The human capacity to deny reality is one of our defining characteristics. Evolutionarily, it has often served us well, inspiring us to press onward against long odds. Without denial, the American settlers might have aborted their westward trek somewhere around Pittsburgh; Steve Jobs might thrown up his hands after the demise of the Lisa; and Martin Luther King’s famous speech might have been entitled, “I Have a Strategic Plan and a Draft Budget.”

Yet when danger or failure is just around the corner, denial can be dysfunctional (see Karl Rove on Fox News), even suicidal (see climate change and Superstorm Sandy).

Healthcare is no exception. Emerging evidence suggests that patients and their surrogates frequently engage in massive denial when it comes to prognosis near the end of life. While understandable – denial is often the way that people remove the “less” from “hopeless” – it can lead to terrible decisions, with bad consequences for both the individual patient and society.

First, there is evidence that individuals charged with making decisions for their loved ones (“surrogate decision-makers”) simply don’t believe that physicians can prognosticate accurately. In a 2009 study, UCSF’s Lucas Zier found that nearly two-thirds of surrogates gave little credence to their physicians’ predictions of futility. Driven by this skepticism, one-in-three would elect continued life-sustaining treatments even after the doctor offered their loved one a less than 1% chance of survival.

In a more recent study by Zier and colleagues, 80 surrogates of critically ill patients were given hypothetical prognostic statements regarding their loved ones. The statements ranged from “he will definitely survive” to “he will definitely not survive,” with 14 statements in between (including some that offered percentages, such as “he has a [10%, or a 50%, or a 90%] chance of survival”). After hearing these statements, surrogates were asked to interpret them and offer their own survival estimates.
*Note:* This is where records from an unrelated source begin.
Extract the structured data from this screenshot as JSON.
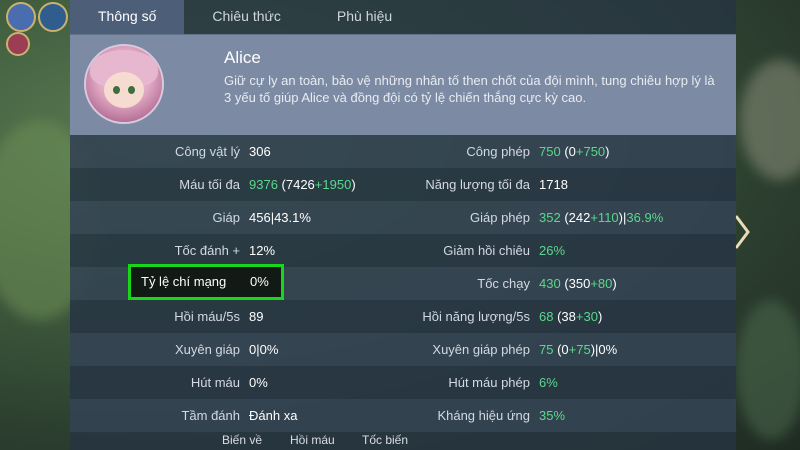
{
  "tabs": [
    {
      "label": "Thông số",
      "active": true
    },
    {
      "label": "Chiêu thức",
      "active": false
    },
    {
      "label": "Phù hiệu",
      "active": false
    }
  ],
  "hero": {
    "name": "Alice",
    "description": "Giữ cự ly an toàn, bảo vệ những nhân tố then chốt của đội mình, tung chiêu hợp lý là 3 yếu tố giúp Alice và đồng đội có tỷ lệ chiến thắng cực kỳ cao."
  },
  "stats": [
    {
      "left_label": "Công vật lý",
      "left_value": "306",
      "right_label": "Công phép",
      "right_value": "750 (0+750)"
    },
    {
      "left_label": "Máu tối đa",
      "left_value": "9376 (7426+1950)",
      "right_label": "Năng lượng tối đa",
      "right_value": "1718"
    },
    {
      "left_label": "Giáp",
      "left_value": "456|43.1%",
      "right_label": "Giáp phép",
      "right_value": "352 (242+110)|36.9%"
    },
    {
      "left_label": "Tốc đánh +",
      "left_value": "12%",
      "right_label": "Giảm hồi chiêu",
      "right_value": "26%"
    },
    {
      "left_label": "Tỷ lệ chí mạng",
      "left_value": "0%",
      "right_label": "Tốc chạy",
      "right_value": "430 (350+80)"
    },
    {
      "left_label": "Hồi máu/5s",
      "left_value": "89",
      "right_label": "Hồi năng lượng/5s",
      "right_value": "68 (38+30)"
    },
    {
      "left_label": "Xuyên giáp",
      "left_value": "0|0%",
      "right_label": "Xuyên giáp phép",
      "right_value": "75 (0+75)|0%"
    },
    {
      "left_label": "Hút máu",
      "left_value": "0%",
      "right_label": "Hút máu phép",
      "right_value": "6%"
    },
    {
      "left_label": "Tầm đánh",
      "left_value": "Đánh xa",
      "right_label": "Kháng hiệu ứng",
      "right_value": "35%"
    }
  ],
  "value_parts": {
    "cong_phep": {
      "a": "750",
      "b": " (0",
      "c": "+750",
      "d": ")"
    },
    "mau": {
      "a": "9376",
      "b": " (7426",
      "c": "+1950",
      "d": ")"
    },
    "giap_phep": {
      "a": "352",
      "b": " (242",
      "c": "+110",
      "d": ")|",
      "e": "36.9%"
    },
    "toc_chay": {
      "a": "430",
      "b": " (350",
      "c": "+80",
      "d": ")"
    },
    "hoi_nl": {
      "a": "68",
      "b": " (38",
      "c": "+30",
      "d": ")"
    },
    "xuyen_giap_phep": {
      "a": "75",
      "b": " (0",
      "c": "+75",
      "d": ")|0%"
    }
  },
  "highlight": {
    "label": "Tỷ lệ chí mạng",
    "value": "0%",
    "color": "#18d718"
  },
  "bottom_hud": {
    "a": "Biến về",
    "b": "Hồi máu",
    "c": "Tốc biến"
  },
  "colors": {
    "bonus_green": "#59d98c",
    "tab_active": "#4d5f78",
    "header_bg": "#7c8aa3"
  }
}
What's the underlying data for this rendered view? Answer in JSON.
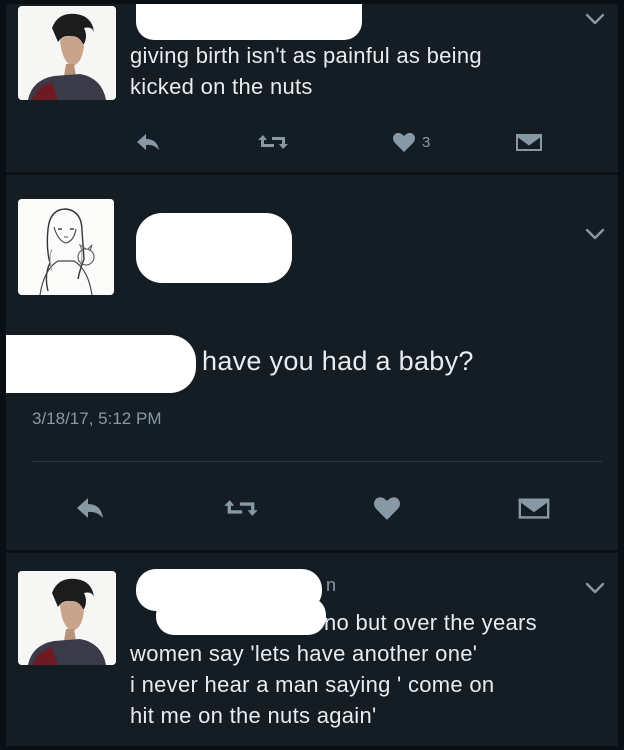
{
  "tweet1": {
    "text_line1": "giving birth isn't as painful as being",
    "text_line2": "kicked on the nuts",
    "like_count": "3"
  },
  "tweet2": {
    "text": "have you had a baby?",
    "timestamp": "3/18/17, 5:12 PM"
  },
  "tweet3": {
    "name_fragment": "n",
    "text_line1": "no but over the years",
    "text_line2": "women say 'lets have another one'",
    "text_line3": "i never hear a man saying ' come on",
    "text_line4": "hit me on the nuts again'"
  },
  "icons": {
    "reply": "reply-icon",
    "retweet": "retweet-icon",
    "like": "heart-icon",
    "dm": "envelope-icon",
    "menu": "chevron-down-icon"
  },
  "colors": {
    "background": "#141c24",
    "text": "#e8ecef",
    "muted": "#8899a6",
    "redaction": "#ffffff"
  }
}
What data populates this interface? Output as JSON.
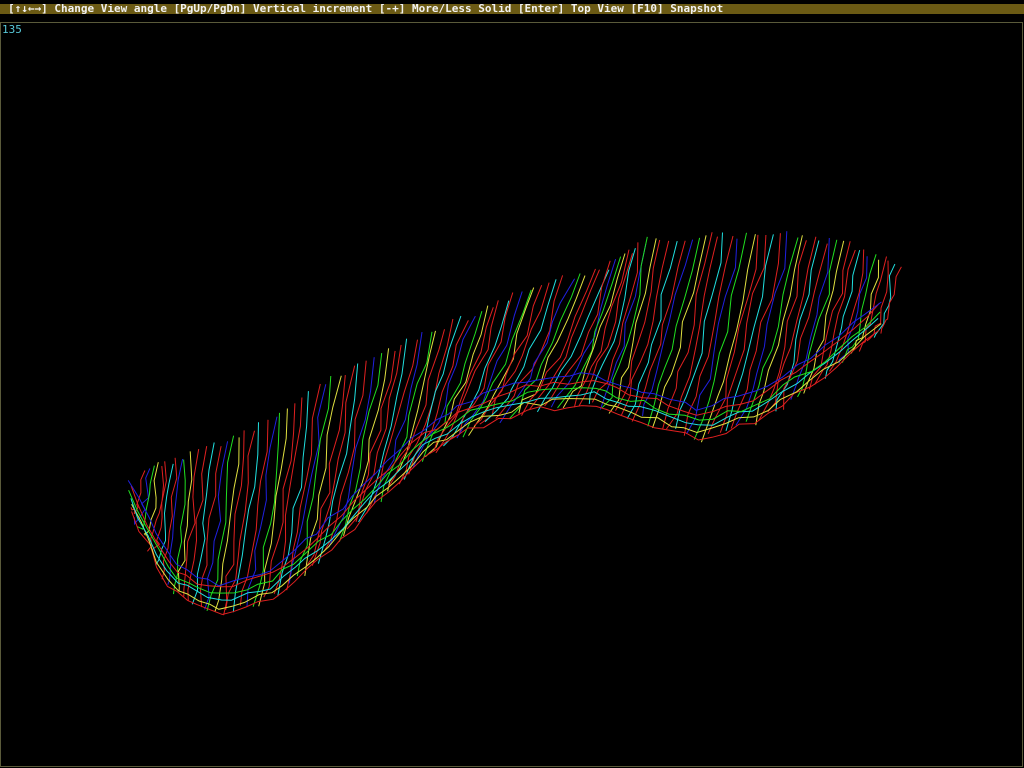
{
  "help_bar": {
    "text": "[↑↓←→] Change View angle [PgUp/PgDn] Vertical increment [-+] More/Less Solid [Enter] Top View [F10] Snapshot"
  },
  "viewport": {
    "angle_readout": "135"
  },
  "colors": {
    "help_bar_bg": "#6b5a14",
    "help_bar_text": "#f2f2f2",
    "angle_text": "#58c8d8",
    "wire_colors": [
      "#e02020",
      "#2020e0",
      "#20e020",
      "#e0e040",
      "#e02020",
      "#e02020",
      "#20e0e0"
    ]
  },
  "icons": {
    "surface": "wireframe-terrain-icon"
  }
}
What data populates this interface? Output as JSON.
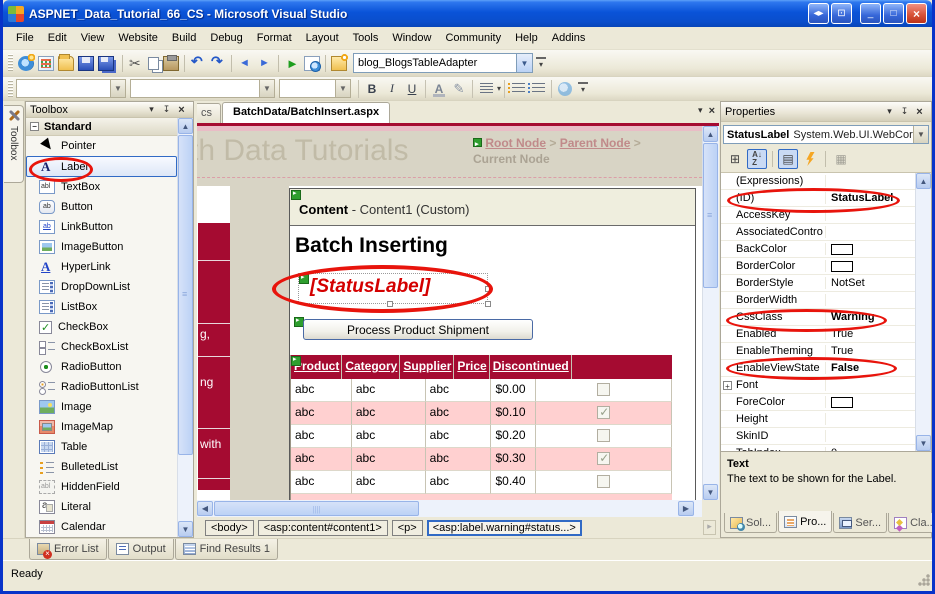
{
  "window": {
    "title": "ASPNET_Data_Tutorial_66_CS - Microsoft Visual Studio"
  },
  "menu": {
    "items": [
      "File",
      "Edit",
      "View",
      "Website",
      "Build",
      "Debug",
      "Format",
      "Layout",
      "Tools",
      "Window",
      "Community",
      "Help",
      "Addins"
    ]
  },
  "toolbar1": {
    "adapter_combo_value": "blog_BlogsTableAdapter",
    "buttons": [
      {
        "kind": "btn",
        "icon": "new-website-icon",
        "dd": "hasdd"
      },
      {
        "kind": "btn",
        "icon": "add-item-icon",
        "dd": "hasdd"
      },
      {
        "kind": "btn",
        "icon": "open-file-icon"
      },
      {
        "kind": "btn",
        "icon": "save-icon"
      },
      {
        "kind": "btn",
        "icon": "save-all-icon"
      },
      {
        "kind": "sep"
      },
      {
        "kind": "btn",
        "icon": "cut-icon"
      },
      {
        "kind": "btn",
        "icon": "copy-icon"
      },
      {
        "kind": "btn",
        "icon": "paste-icon"
      },
      {
        "kind": "sep"
      },
      {
        "kind": "btn",
        "icon": "undo-icon",
        "dd": "hasdd"
      },
      {
        "kind": "btn",
        "icon": "redo-icon",
        "dd": "hasdd"
      },
      {
        "kind": "sep"
      },
      {
        "kind": "btn",
        "icon": "navigate-back-icon",
        "dd": "hasdd"
      },
      {
        "kind": "btn",
        "icon": "navigate-forward-icon"
      },
      {
        "kind": "sep"
      },
      {
        "kind": "btn",
        "icon": "start-debug-icon"
      },
      {
        "kind": "btn",
        "icon": "view-in-browser-icon"
      },
      {
        "kind": "sep"
      },
      {
        "kind": "btn",
        "icon": "other-windows-icon"
      }
    ]
  },
  "toolbar2": {
    "bold": "B",
    "italic": "I",
    "underline": "U",
    "fontcolor": "A"
  },
  "toolbox": {
    "collapsed_tab_label": "Toolbox",
    "title": "Toolbox",
    "section_label": "Standard",
    "items": [
      {
        "label": "Pointer",
        "icon": "pointer-icon"
      },
      {
        "label": "Label",
        "icon": "label-icon",
        "row": "sel"
      },
      {
        "label": "TextBox",
        "icon": "textbox-icon"
      },
      {
        "label": "Button",
        "icon": "button-icon"
      },
      {
        "label": "LinkButton",
        "icon": "linkbutton-icon"
      },
      {
        "label": "ImageButton",
        "icon": "imagebutton-icon"
      },
      {
        "label": "HyperLink",
        "icon": "hyperlink-icon"
      },
      {
        "label": "DropDownList",
        "icon": "dropdownlist-icon"
      },
      {
        "label": "ListBox",
        "icon": "listbox-icon"
      },
      {
        "label": "CheckBox",
        "icon": "checkbox-icon"
      },
      {
        "label": "CheckBoxList",
        "icon": "checkboxlist-icon"
      },
      {
        "label": "RadioButton",
        "icon": "radiobutton-icon"
      },
      {
        "label": "RadioButtonList",
        "icon": "radiobuttonlist-icon"
      },
      {
        "label": "Image",
        "icon": "image-icon"
      },
      {
        "label": "ImageMap",
        "icon": "imagemap-icon"
      },
      {
        "label": "Table",
        "icon": "table-icon"
      },
      {
        "label": "BulletedList",
        "icon": "bulletedlist-icon"
      },
      {
        "label": "HiddenField",
        "icon": "hiddenfield-icon"
      },
      {
        "label": "Literal",
        "icon": "literal-icon"
      },
      {
        "label": "Calendar",
        "icon": "calendar-icon"
      }
    ]
  },
  "docwell": {
    "partial_tab": "cs",
    "active_tab": "BatchData/BatchInsert.aspx"
  },
  "design": {
    "banner_title": "th Data Tutorials",
    "breadcrumb": {
      "root": "Root Node",
      "sep1": ">",
      "parent": "Parent Node",
      "sep2": ">",
      "current": "Current Node"
    },
    "sidebar_fragments": [
      {
        "text": "g,",
        "top": "104"
      },
      {
        "text": "ng",
        "top": "152"
      },
      {
        "text": "with",
        "top": "214"
      }
    ],
    "content_frame_title_bold": "Content",
    "content_frame_title_rest": " - Content1 (Custom)",
    "heading": "Batch Inserting",
    "status_label": "[StatusLabel]",
    "button_label": "Process Product Shipment",
    "grid": {
      "headers": [
        "Product",
        "Category",
        "Supplier",
        "Price",
        "Discontinued"
      ],
      "rows": [
        {
          "product": "abc",
          "category": "abc",
          "supplier": "abc",
          "price": "$0.00",
          "checked": "",
          "shade": ""
        },
        {
          "product": "abc",
          "category": "abc",
          "supplier": "abc",
          "price": "$0.10",
          "checked": "checked",
          "shade": "alt"
        },
        {
          "product": "abc",
          "category": "abc",
          "supplier": "abc",
          "price": "$0.20",
          "checked": "",
          "shade": ""
        },
        {
          "product": "abc",
          "category": "abc",
          "supplier": "abc",
          "price": "$0.30",
          "checked": "checked",
          "shade": "alt"
        },
        {
          "product": "abc",
          "category": "abc",
          "supplier": "abc",
          "price": "$0.40",
          "checked": "",
          "shade": ""
        }
      ]
    }
  },
  "tagnav": {
    "items": [
      {
        "label": "<body>",
        "state": ""
      },
      {
        "label": "<asp:content#content1>",
        "state": ""
      },
      {
        "label": "<p>",
        "state": ""
      },
      {
        "label": "<asp:label.warning#status...>",
        "state": "sel"
      }
    ]
  },
  "properties": {
    "title": "Properties",
    "object_name": "StatusLabel",
    "object_type": "System.Web.UI.WebCor",
    "rows": [
      {
        "name": "(Expressions)",
        "value": "",
        "emph": "",
        "kind": "",
        "exp": ""
      },
      {
        "name": "(ID)",
        "value": "StatusLabel",
        "emph": "bold",
        "kind": "",
        "exp": ""
      },
      {
        "name": "AccessKey",
        "value": "",
        "emph": "",
        "kind": "",
        "exp": ""
      },
      {
        "name": "AssociatedContro",
        "value": "",
        "emph": "",
        "kind": "",
        "exp": ""
      },
      {
        "name": "BackColor",
        "value": "",
        "emph": "",
        "kind": "swatch",
        "exp": ""
      },
      {
        "name": "BorderColor",
        "value": "",
        "emph": "",
        "kind": "swatch",
        "exp": ""
      },
      {
        "name": "BorderStyle",
        "value": "NotSet",
        "emph": "",
        "kind": "",
        "exp": ""
      },
      {
        "name": "BorderWidth",
        "value": "",
        "emph": "",
        "kind": "",
        "exp": ""
      },
      {
        "name": "CssClass",
        "value": "Warning",
        "emph": "bold",
        "kind": "",
        "exp": ""
      },
      {
        "name": "Enabled",
        "value": "True",
        "emph": "",
        "kind": "",
        "exp": ""
      },
      {
        "name": "EnableTheming",
        "value": "True",
        "emph": "",
        "kind": "",
        "exp": ""
      },
      {
        "name": "EnableViewState",
        "value": "False",
        "emph": "bold",
        "kind": "",
        "exp": ""
      },
      {
        "name": "Font",
        "value": "",
        "emph": "",
        "kind": "",
        "exp": "+"
      },
      {
        "name": "ForeColor",
        "value": "",
        "emph": "",
        "kind": "swatch",
        "exp": ""
      },
      {
        "name": "Height",
        "value": "",
        "emph": "",
        "kind": "",
        "exp": ""
      },
      {
        "name": "SkinID",
        "value": "",
        "emph": "",
        "kind": "",
        "exp": ""
      },
      {
        "name": "TabIndex",
        "value": "0",
        "emph": "",
        "kind": "",
        "exp": ""
      }
    ],
    "description_title": "Text",
    "description_body": "The text to be shown for the Label.",
    "tabs": [
      {
        "label": "Sol...",
        "icon": "solution-icon",
        "state": ""
      },
      {
        "label": "Pro...",
        "icon": "properties-tab-icon",
        "state": "active"
      },
      {
        "label": "Ser...",
        "icon": "server-icon",
        "state": ""
      },
      {
        "label": "Cla...",
        "icon": "classview-icon",
        "state": ""
      }
    ]
  },
  "bottom": {
    "tabs": [
      {
        "label": "Error List",
        "icon": "errorlist-icon"
      },
      {
        "label": "Output",
        "icon": "output-icon"
      },
      {
        "label": "Find Results 1",
        "icon": "findresults-icon"
      }
    ],
    "status": "Ready"
  },
  "colors": {
    "accent_red": "#A50B31",
    "pink_row": "#FFD0D0",
    "annotation_red": "#E8140C",
    "xp_tan": "#ECE9D8"
  }
}
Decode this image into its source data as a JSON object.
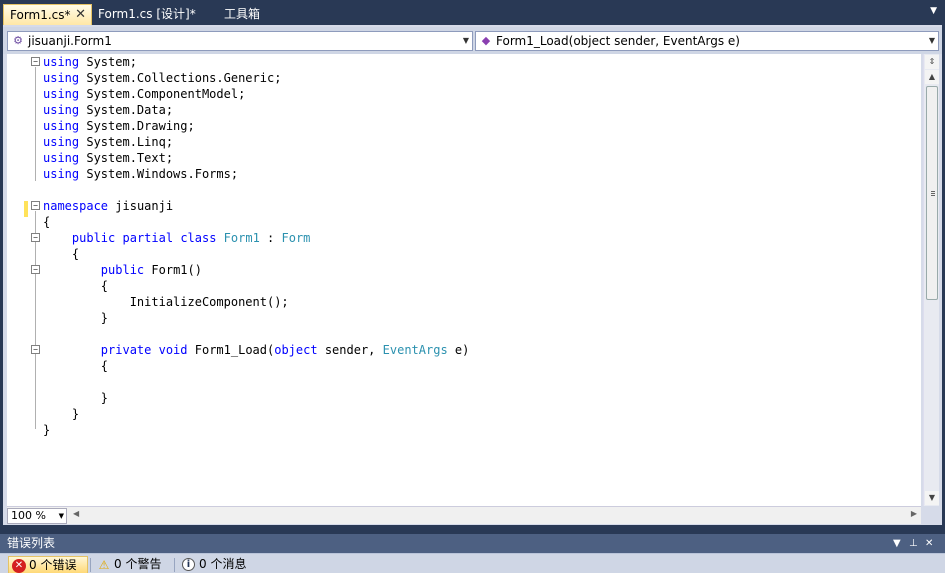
{
  "tabs": [
    {
      "label": "Form1.cs*",
      "active": true,
      "close": "✕"
    },
    {
      "label": "Form1.cs [设计]*",
      "active": false
    },
    {
      "label": "工具箱",
      "active": false
    }
  ],
  "navbar": {
    "class_combo": "jisuanji.Form1",
    "member_combo": "Form1_Load(object sender, EventArgs e)"
  },
  "code": {
    "using_lines": [
      "System;",
      "System.Collections.Generic;",
      "System.ComponentModel;",
      "System.Data;",
      "System.Drawing;",
      "System.Linq;",
      "System.Text;",
      "System.Windows.Forms;"
    ],
    "kw_using": "using",
    "kw_namespace": "namespace",
    "namespace_name": "jisuanji",
    "open_brace": "{",
    "close_brace": "}",
    "kw_public": "public",
    "kw_partial": "partial",
    "kw_class": "class",
    "class_name": "Form1",
    "colon": ":",
    "base_class": "Form",
    "ctor": "Form1()",
    "init_call": "InitializeComponent();",
    "kw_private": "private",
    "kw_void": "void",
    "method_name": "Form1_Load(",
    "kw_object": "object",
    "param_sender": "sender,",
    "type_eventargs": "EventArgs",
    "param_e": "e)"
  },
  "zoom": "100 %",
  "error_list": {
    "title": "错误列表",
    "errors": "0 个错误",
    "warnings": "0 个警告",
    "messages": "0 个消息"
  },
  "colors": {
    "keyword": "#0000ff",
    "type": "#2b91af",
    "chrome": "#293955",
    "active_tab": "#ffe8a6"
  }
}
When the prognosis was optimistic (“definitely survive” or “90%” survival odds), surrogates’ estimates were in sync with those of the physicians. But when the prognosis was pessimistic (“definitely not survive” or “he has a 5% chance of surviving”), surrogates’ interpretations took a sharp turn toward optimism. For example, surrogates believed that when the doctor offered a 5% survival chance, the patient’s true chance of living was at least three times that; some thought it was as high as 40%. Remarkably, when asked later to explain this discordance, many surrogates struggled. Said one, “I’m not coming up with good words to explain this [trend] because I was not aware I was doing this.” The authors identified two main themes to explain their findings: surrogates’ need to be optimistic in the face of serious illness (either as a coping mechanism for themselves or to buck up their loved one), and surrogates’ beliefs that their loved one possessed attributes unknown to the physician, attributes that would result in better-than-predicted survival (the “he’s a fighter” argument).